L'Humeur d'Alain Duault

L'Humeur d'Alain Duault
Girl plays piano

Lettre au (futur) président de la République

Monsieur le Président,

Sans doute la musique ne sera-t-elle pas votre première préoccupation quand vous allez vous installer à l’Élysée. Pourtant, outre que —si l’on en croit l’adage— elle adoucit les mœurs (et celles-ci en ont bien besoin !), elle offre à la nation des moments de consensus populaire qu’un homme de rassemblement ne peut négliger. Chacun considère que la musique fait du bien, ouvre l’esprit, embellit l’imagination, transcende les clivages sociaux : que n’est-elle donc pas plus utilisée comme vecteur de communication et enseignée à l’école de la République ?

Vous n’échapperez pas ainsi au serpent de mer des fameux “enseignements artistiques” à l’école : que comptez-vous faire pour les mettre vraiment en œuvre ? L’époque du guide-chant et de la flûte à bec est révolue dans les établissements scolaires d’aujourd’hui — mais puisque toutes les classes sont équipées de lecteurs de CD, pourquoi ne pas inciter les professeurs des écoles à un geste quotidien très simple, faire entendre le matin, en ouverture de classe, une plage d’un beau CD classique ? D’aucuns rétorqueront qu’ils ne sont pas “formés” pour cela ? Mais est-il besoin d’une formation pour glisser un CD dans le lecteur ? Quant au choix des œuvres, il peut être préparé par des fiches mises à la disposition des enseignants, accompagnant les CD fournis et indiquant une progression possible : lundi matin, la Lettre à Élise de Beethoven, mardi, l’allegro d’une sérénade de Mozart, mercredi une Danse hongroise de Brahms, jeudi, un mouvement d’un concerto pour trompette de Vivaldi, vendredi la version orchestrale de la Chanson de Solveig de Grieg. Par exemple. Cette “entrée en matière” musicale serait une belle manière de calmer les enfants entrant en classe, d’éveiller leur oreille, de les faire rêver, de leur permettre de découvrir ce territoire d’émotions qu’ils n’ont peut-être pas la chance de connaître. C’est une suggestion simple, peu coûteuse et conforme au proverbe chinois qui dit que pour faire un chemin de 20 000 pas, il faut faire un premier pas.

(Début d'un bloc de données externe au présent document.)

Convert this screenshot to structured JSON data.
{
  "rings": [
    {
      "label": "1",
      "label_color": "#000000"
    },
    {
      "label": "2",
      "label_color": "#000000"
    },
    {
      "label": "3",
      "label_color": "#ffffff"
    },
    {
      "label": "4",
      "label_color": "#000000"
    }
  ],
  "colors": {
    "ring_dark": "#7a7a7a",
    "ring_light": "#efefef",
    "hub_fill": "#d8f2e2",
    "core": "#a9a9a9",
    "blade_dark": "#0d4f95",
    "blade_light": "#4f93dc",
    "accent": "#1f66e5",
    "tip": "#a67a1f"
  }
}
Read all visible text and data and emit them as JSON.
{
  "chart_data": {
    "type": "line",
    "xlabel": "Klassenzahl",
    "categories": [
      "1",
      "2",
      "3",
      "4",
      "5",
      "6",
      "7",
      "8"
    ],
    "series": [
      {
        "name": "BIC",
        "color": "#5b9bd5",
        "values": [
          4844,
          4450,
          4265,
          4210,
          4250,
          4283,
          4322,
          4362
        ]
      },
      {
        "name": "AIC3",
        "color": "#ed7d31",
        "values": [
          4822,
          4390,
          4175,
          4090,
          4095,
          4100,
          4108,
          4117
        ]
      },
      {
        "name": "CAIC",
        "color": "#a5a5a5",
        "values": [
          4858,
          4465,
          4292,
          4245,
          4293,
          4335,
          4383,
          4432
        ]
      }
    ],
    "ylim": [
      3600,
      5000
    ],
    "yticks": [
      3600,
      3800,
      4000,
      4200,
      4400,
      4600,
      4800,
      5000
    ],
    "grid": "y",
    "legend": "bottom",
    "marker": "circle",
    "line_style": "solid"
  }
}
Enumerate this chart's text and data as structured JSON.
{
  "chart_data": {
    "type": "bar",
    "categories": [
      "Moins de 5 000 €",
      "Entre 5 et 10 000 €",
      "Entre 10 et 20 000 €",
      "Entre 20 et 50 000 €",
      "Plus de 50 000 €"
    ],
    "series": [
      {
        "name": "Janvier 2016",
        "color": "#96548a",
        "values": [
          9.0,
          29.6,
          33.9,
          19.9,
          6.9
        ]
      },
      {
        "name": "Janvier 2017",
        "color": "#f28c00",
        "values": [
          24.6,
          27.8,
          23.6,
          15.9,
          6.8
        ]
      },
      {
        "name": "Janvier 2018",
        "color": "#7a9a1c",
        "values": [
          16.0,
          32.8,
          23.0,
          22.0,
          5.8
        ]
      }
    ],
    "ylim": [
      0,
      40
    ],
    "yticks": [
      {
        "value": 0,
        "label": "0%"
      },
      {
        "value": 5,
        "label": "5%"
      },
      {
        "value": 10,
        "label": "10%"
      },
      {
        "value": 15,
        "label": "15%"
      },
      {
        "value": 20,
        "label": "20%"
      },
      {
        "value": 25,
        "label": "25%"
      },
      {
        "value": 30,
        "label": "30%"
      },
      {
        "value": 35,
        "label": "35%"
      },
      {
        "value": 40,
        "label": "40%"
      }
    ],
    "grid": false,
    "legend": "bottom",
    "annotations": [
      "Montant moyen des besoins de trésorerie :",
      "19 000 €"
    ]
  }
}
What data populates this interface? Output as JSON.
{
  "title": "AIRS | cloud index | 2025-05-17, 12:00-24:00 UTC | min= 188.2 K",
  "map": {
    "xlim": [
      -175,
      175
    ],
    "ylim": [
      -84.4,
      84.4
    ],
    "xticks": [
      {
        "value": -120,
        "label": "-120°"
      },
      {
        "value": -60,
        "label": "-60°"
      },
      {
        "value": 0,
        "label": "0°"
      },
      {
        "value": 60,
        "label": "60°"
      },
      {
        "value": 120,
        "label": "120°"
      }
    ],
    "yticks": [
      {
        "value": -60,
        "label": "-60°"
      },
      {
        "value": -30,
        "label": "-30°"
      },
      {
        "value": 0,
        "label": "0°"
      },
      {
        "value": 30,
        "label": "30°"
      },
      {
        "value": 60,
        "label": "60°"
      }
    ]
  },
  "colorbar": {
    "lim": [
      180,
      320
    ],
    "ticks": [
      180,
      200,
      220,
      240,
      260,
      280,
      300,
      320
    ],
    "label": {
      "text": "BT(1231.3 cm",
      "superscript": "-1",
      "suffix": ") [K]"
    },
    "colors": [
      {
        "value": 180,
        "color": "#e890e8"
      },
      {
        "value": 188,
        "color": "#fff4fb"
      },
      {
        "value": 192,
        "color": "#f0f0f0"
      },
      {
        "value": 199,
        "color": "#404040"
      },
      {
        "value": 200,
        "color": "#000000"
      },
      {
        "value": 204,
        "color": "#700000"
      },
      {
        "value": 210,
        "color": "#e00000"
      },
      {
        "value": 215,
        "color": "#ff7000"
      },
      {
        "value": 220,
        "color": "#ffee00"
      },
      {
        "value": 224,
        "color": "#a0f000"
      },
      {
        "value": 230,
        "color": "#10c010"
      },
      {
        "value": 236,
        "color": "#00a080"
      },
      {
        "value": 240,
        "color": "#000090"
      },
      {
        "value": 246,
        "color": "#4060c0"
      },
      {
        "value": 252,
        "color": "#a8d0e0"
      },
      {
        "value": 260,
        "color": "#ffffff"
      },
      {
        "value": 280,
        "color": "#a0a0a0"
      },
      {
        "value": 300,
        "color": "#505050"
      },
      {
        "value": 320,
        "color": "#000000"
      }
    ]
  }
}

Bien évidemment, votre politique en matière de musique ne s’arrêtera pas à l’école, elle prendra en compte la diffusion : que comptez-vous faire pour que les orchestres des différentes régions de France, qui constituent un tissu horizontal essentiel par leur capacité à aller se faire entendre dans les villes, les villages, les institutions multiples qui innervent le sol national, disposent enfin des moyens de leurs ambitions ? Que ferez-vous pour empêcher que des orchestres de région soient pris à la gorge par des financements déclinants, des charges sociales en expansion, des obligations contradictoires ? Comment allez-vous aider au développement des opéras de région, faire en sorte que leur financement ne repose pas essentiellement sur les collectivités locales — fût-ce en conditionnant l’aide de l’État à des missions éducatives dans les écoles, les lycées ou même des maisons de retraite ? Quelle politique tarifaire allez-vous soutenir afin que l’exigence sans cesse réitérée d’une “démocratisation” de l’opéra puisse s’avérer dans les faits — à commencer par les jeunes (pourquoi pas des places à 10 euros pour les moins de vingt-cinq ans, avec un financement compensatoire de l’État ?) ?

Mais cet effort de diffusion sur le terrain (avec les concerts ou les opéras), forcément lié à l’effort d’éducation à l’école, ne peut se passer d’une possibilité de découverte dans tout ce qui constitue les réseaux d’accès à la culture. Car, mis à part pour les privilégiés de la culture qui trouvent tout chez eux, les médiathèques et les cinémas peuvent constituer un relais à encourager — médiathèques pour l’accès aux CD et DVD, cinémas pour l’accès aux retransmissions d’opéras qui se développent avec un succès croissant. Enfin, il y a la maison et l’outil de diffusion qu’y demeure la télévision : qu’allez-vous faire pour que la télévision publique assume enfin cette mission de service public qui nourrit les discours mais déserte les programmes ? Quand France 2 ou France 3 retrouveront-elles, à une heure décente, des magazines réguliers consacrés à la musique ? On sait bien que, sans une volonté politique clairement affirmée, clairement mise en œuvre par des obligations édictées, les managers qui gouvernent la télévision publique l’œil rivé sur les mêmes cadrans chiffrés que ceux des télévisions privées ne s’y sentiront pas obligés.

Ce ne sont que quelques questions parmi tant d’autres (les conservatoires !), mais cette lettre ne vise qu’à donner le la d’un questionnement plus vaste auquel nous ne doutons pas que vous aurez à cœur de très vite convier Classica.